While Sean Baker’s “Anora” remains the main item on screen at Landmark’s Nuart Theatre in West Los Angles, for those nite-owls out there, the art house staple will be playing a different Coen Brothers film every Friday at 10:30pm. “Raising Arizona,” “The Big Lebowski,” and “O Brother, Where Art Thou?” are all amongst the films screening, as well as “Miller’s Crossing,” which celebrates its 35th anniversary this year. Starring Gabriel Byrne, Albert Finney, John Turturro, and Marcia Gay Harden and set during the late 1920s, when gangs ruled the day and every man was for himself, “Miller’s Crossing” follows the muscle of an Irish mobster forced to deal with competing allegiances and deadly consequences. Though it was a box office failure after premiering in 1990 at New York Film Festival, critics loved it and the film has grown in popularity over the years, earning a Criterion Collection release in 2022.

New Beverly Cinema

'BIG NIGHT,' Marc Anthony, Tony Shalhoub, Stanley Tucci, Minnie Driver, 1996‘Big Night’©Samuel Goldwyn Films/Courtesy Everett Collection

If you haven’t already started shedding those holiday pounds, the New Bev is cooking up some tasty treats you absolutely shouldn’t pass on. For those who missed it in theaters last year, Nathan Silver’s offbeat religious dramedy “Between the Temples” screens on Wednesday, January 15, and Thursday, January 16 in glorious 35mm — a rare opportunity as it was initially shown only in DCP. Having been shot on 16mm, the print for the film is sure to impress. Carol Kane is also up for an Independent Spirit Award next month, so best to catch the film now in a theater (and in the best possible format) while you still can. Later in the month, on January 28, 29, and 30, a delicious double feature of “Tampopo” and “Big Night” will be served hot for everyone’s enjoyment. Both are staples of the food cinema genre and celebrate the agony and ecstasy cuisine and cooking can offer.

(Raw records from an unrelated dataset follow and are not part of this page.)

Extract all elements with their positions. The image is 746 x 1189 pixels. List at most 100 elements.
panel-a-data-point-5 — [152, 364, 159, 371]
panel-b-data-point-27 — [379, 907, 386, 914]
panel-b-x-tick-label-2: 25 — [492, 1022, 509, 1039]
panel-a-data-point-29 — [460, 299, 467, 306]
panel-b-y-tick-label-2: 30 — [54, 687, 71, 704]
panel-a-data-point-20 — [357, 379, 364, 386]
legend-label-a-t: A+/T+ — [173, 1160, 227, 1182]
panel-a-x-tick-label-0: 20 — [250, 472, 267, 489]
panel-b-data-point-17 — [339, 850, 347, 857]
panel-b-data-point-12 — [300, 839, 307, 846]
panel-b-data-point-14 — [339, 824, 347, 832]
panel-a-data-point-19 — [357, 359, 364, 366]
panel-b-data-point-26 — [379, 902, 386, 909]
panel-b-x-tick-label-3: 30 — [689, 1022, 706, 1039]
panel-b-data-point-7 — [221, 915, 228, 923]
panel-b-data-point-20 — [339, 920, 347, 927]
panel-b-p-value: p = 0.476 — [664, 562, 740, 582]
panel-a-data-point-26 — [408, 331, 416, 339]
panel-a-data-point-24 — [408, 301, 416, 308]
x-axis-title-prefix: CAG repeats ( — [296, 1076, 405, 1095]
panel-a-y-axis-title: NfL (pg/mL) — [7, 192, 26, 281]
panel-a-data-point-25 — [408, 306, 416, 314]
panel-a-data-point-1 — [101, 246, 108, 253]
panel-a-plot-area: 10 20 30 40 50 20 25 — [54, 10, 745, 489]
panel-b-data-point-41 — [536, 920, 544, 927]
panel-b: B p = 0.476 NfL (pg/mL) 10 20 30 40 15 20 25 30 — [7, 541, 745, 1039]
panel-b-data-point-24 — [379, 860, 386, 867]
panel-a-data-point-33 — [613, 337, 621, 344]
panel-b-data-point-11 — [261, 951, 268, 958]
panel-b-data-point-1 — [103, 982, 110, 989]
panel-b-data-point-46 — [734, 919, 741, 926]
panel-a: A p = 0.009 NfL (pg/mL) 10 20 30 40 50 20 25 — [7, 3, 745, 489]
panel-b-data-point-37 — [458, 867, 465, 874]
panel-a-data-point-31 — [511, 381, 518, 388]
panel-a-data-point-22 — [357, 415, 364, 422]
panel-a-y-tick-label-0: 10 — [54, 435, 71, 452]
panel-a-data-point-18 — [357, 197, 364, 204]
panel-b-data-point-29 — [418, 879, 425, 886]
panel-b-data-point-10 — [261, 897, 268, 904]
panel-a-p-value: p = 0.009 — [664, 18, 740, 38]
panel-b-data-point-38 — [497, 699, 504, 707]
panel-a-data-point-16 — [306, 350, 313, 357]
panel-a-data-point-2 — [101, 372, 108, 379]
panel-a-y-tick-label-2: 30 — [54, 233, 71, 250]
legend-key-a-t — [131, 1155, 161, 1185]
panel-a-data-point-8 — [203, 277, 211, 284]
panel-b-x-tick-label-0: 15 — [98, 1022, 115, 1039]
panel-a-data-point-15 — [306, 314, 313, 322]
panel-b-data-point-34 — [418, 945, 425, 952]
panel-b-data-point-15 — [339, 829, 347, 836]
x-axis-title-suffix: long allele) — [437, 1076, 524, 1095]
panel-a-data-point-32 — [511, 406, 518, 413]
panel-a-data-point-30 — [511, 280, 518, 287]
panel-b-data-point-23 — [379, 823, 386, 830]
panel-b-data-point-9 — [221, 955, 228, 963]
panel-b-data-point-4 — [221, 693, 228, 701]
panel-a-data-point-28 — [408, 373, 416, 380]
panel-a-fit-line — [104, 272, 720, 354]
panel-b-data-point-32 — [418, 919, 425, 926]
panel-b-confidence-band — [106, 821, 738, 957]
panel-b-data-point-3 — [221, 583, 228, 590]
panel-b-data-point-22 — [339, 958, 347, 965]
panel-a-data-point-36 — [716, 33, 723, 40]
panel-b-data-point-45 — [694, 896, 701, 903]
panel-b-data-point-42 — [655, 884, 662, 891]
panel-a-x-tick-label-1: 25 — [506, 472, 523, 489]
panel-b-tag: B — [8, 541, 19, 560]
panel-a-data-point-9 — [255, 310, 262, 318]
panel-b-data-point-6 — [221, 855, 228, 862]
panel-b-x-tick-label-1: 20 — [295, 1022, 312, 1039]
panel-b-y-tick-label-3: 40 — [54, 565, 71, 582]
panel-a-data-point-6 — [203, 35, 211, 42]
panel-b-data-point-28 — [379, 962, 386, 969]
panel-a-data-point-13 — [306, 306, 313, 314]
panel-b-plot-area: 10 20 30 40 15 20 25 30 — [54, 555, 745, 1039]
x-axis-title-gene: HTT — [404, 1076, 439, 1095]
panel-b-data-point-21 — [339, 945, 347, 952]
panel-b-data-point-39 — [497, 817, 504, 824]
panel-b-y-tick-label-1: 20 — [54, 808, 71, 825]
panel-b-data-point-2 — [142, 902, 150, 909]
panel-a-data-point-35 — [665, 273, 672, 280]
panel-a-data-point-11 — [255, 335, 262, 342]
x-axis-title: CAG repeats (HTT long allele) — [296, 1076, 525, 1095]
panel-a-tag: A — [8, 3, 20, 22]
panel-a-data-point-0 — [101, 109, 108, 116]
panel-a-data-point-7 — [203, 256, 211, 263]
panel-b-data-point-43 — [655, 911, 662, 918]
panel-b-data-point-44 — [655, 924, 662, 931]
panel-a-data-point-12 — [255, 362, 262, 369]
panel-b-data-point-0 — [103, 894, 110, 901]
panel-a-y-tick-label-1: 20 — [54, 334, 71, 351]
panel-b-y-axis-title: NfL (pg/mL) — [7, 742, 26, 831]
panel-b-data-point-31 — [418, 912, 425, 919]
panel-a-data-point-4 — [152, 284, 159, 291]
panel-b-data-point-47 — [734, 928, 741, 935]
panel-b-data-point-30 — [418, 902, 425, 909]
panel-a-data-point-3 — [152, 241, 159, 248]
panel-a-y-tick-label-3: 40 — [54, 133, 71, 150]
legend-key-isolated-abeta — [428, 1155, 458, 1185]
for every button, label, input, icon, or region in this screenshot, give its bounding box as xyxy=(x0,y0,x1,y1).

Plaza Theatre — Atlanta, GA

'SALO, OR THE 120 DAYS OF SODOM,' (aka 'SALO O LE 120 GIORNATE DI SODOMA'), 1975‘SALO, OR THE 120 DAYS OF SODOM,’ (aka ‘SALO O LE 120 GIORNATE DI SODOMA’)Courtesy Everett Collection

First opened in 1939 — widely considered one of the best years in cinema history (see “The Wizard of Oz,” “Gone with the Wind,” “Mr. Smith Goes to Washington,” etc.) — The Plaza Theatre is Atlanta, Georgia’s longest-running independent cinema. The first film to play there was George Cukor’s “The Women” and though it’s faced difficulties in its almost 90-year history, including a stint as a venue for adult cinema in the 1970s, it has continued to be home to the Atlanta Film Festival since 2013 and has rebounded considerably since new ownership took over in 2017.

This month, Plaza is placing a spotlight on “Resistance Cinema” with a series that includes Lizzie Borden’s genre-defying “Born in Flames,” as well as Guillermo del Toro’s historical fantasy “Pan’s Labyrinth” and Charlie Chaplin’s searing satire of fascism, “The Great Dictator,” both screening on 35mm. But if there’s one film in this series not to miss, it’s Pier Paolo Pasolini’s politically-charged horror piece, “Salò, or the 120 Days of Sodom.” Also being presented on 35mm, “Salo” centers around a group of wealthy elites living during the fascist Republic of Salò (1943-1945) and their endless decent into vile debauchery as sexual deviousness becomes their only source of fulfillment. A scathing indictment of capitalism and the desires it breeds in individuals and the collective, the film feels particularly potent for Americans about to face four more years with a convicted felon and sexual abuser as their president.